The Ruai Family Hospital now occupies all the three floor of the imposing building in Ruai Town. It is the biggest private health facility in the town.

“It has been a journey and we are now making ends meet,” he says.

They currently have 32 beds, 12 permanent employees and hire top doctors on need basis.

“On average, we serve 60 patients every day and we are listed with all major insurance companies in Kenya including NHIF,” he says. “We are a family hospital, from the environment and the way we treat patients. Everybody who works here has that dream. Businesses that survive are those that serve patients.”

He says they plan to build a trauma centre in the near future, in partnership with an Indian hospital.

Dr Okoth advises young people not to shun Youth Fund and other loans. “We always say I have a dream but no funds. It's a lame excuse. If you want to do something start with the little you have. The society wants to see you what you have before they give you a loan,” he says.
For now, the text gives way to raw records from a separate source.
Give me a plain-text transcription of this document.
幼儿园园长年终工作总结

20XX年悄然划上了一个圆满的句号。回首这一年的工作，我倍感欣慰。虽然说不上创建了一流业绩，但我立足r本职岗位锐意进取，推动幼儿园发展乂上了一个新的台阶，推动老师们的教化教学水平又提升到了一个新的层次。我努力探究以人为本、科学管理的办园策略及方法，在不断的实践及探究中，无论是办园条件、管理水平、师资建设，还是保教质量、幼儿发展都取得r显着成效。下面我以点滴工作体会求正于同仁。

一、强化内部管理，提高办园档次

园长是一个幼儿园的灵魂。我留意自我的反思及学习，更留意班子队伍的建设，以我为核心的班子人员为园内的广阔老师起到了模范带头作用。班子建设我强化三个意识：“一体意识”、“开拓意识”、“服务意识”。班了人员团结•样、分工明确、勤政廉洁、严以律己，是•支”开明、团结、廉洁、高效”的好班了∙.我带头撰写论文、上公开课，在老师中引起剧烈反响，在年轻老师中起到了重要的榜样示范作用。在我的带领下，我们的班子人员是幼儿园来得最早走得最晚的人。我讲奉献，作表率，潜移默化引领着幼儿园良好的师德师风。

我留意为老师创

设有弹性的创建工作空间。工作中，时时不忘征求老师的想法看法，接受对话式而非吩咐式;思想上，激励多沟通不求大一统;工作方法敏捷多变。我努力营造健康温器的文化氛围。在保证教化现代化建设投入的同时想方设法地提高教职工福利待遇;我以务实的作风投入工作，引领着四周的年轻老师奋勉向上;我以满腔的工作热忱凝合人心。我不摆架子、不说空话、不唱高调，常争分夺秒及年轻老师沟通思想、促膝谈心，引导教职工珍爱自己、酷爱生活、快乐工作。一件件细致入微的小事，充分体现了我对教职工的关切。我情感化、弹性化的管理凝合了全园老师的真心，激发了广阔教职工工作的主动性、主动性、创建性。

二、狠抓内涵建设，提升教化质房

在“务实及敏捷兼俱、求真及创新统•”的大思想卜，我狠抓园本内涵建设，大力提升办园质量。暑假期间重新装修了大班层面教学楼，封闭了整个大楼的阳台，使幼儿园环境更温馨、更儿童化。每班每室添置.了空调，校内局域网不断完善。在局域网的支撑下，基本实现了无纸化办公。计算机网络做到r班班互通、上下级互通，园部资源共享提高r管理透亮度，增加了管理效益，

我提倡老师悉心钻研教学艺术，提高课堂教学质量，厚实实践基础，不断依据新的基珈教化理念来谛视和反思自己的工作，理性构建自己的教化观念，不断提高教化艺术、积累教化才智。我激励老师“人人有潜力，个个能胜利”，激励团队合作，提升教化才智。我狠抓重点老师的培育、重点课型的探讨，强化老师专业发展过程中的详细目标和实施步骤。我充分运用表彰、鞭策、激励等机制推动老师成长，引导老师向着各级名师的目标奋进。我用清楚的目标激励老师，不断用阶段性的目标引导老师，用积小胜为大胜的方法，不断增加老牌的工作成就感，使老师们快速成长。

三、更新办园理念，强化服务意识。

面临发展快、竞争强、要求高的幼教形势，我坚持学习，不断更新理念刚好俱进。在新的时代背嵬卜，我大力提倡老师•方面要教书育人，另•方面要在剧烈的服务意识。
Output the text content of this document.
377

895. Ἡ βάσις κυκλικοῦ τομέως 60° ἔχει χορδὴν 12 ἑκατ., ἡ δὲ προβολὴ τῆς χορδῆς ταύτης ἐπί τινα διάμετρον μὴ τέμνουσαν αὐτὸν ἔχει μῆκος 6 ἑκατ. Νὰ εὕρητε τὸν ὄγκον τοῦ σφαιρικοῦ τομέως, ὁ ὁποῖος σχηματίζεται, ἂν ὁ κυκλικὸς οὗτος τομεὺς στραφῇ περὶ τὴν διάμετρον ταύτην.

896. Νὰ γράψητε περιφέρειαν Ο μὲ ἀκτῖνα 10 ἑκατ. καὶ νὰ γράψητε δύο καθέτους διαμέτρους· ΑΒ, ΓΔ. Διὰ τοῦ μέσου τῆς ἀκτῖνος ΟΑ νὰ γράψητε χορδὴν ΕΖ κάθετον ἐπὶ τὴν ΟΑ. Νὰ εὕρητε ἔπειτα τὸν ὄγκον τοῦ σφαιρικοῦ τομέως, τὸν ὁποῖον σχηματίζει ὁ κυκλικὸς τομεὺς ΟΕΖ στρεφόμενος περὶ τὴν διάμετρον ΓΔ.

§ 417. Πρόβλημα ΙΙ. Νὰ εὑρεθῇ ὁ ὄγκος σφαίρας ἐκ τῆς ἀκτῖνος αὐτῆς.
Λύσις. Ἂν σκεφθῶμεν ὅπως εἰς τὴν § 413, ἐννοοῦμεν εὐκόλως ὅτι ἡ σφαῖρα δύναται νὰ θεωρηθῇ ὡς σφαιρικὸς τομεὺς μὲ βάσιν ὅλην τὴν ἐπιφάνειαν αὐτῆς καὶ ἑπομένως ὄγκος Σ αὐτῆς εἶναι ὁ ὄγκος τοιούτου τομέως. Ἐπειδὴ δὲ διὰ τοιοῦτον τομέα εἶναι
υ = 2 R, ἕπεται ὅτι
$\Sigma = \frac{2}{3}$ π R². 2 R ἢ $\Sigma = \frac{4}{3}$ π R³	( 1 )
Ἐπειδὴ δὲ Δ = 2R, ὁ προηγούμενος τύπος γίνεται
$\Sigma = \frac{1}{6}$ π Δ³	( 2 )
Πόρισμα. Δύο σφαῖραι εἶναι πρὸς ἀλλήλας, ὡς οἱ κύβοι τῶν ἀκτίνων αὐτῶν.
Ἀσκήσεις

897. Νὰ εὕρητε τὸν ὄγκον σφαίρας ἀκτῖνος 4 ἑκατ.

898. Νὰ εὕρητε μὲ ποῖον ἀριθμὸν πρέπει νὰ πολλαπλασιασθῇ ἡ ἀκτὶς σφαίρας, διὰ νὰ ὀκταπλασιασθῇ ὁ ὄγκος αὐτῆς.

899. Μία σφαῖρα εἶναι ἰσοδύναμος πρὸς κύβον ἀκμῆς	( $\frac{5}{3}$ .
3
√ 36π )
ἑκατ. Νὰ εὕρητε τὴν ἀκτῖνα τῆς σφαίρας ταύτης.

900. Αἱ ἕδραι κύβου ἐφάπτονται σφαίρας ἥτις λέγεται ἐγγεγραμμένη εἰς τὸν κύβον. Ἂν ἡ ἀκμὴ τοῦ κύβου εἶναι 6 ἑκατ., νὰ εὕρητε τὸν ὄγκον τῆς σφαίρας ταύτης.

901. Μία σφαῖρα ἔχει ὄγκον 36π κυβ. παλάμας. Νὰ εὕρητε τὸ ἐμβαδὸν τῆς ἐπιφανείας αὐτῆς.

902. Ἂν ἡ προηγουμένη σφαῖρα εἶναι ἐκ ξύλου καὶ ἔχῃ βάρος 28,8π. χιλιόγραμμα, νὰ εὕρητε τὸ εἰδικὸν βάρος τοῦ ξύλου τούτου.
Acting Youth fund CEO Emmanuel Odero

Acting Youth fund CEO Emmanuel Odero praises the Ruai hospital. He says the fund is still open to more individual and group borrowers.

“The uptake is good despite the current controversy. We have advanced Sh11.5 billion to 689,000 youth enterprises from 277 to date,” he says. “The repayment is also good.”

Odero says the fund, with support from the UNDP, is also training youths on entrepreneurship so as to manage their businesses properly. “The fund is there. Youths should visit our offices and take advantage,” he says.

Dr Okoth says no one should be afraid of loans, if they have a vision. “Don't be scared of risks because the biggest risks have the biggest rewards,” he says.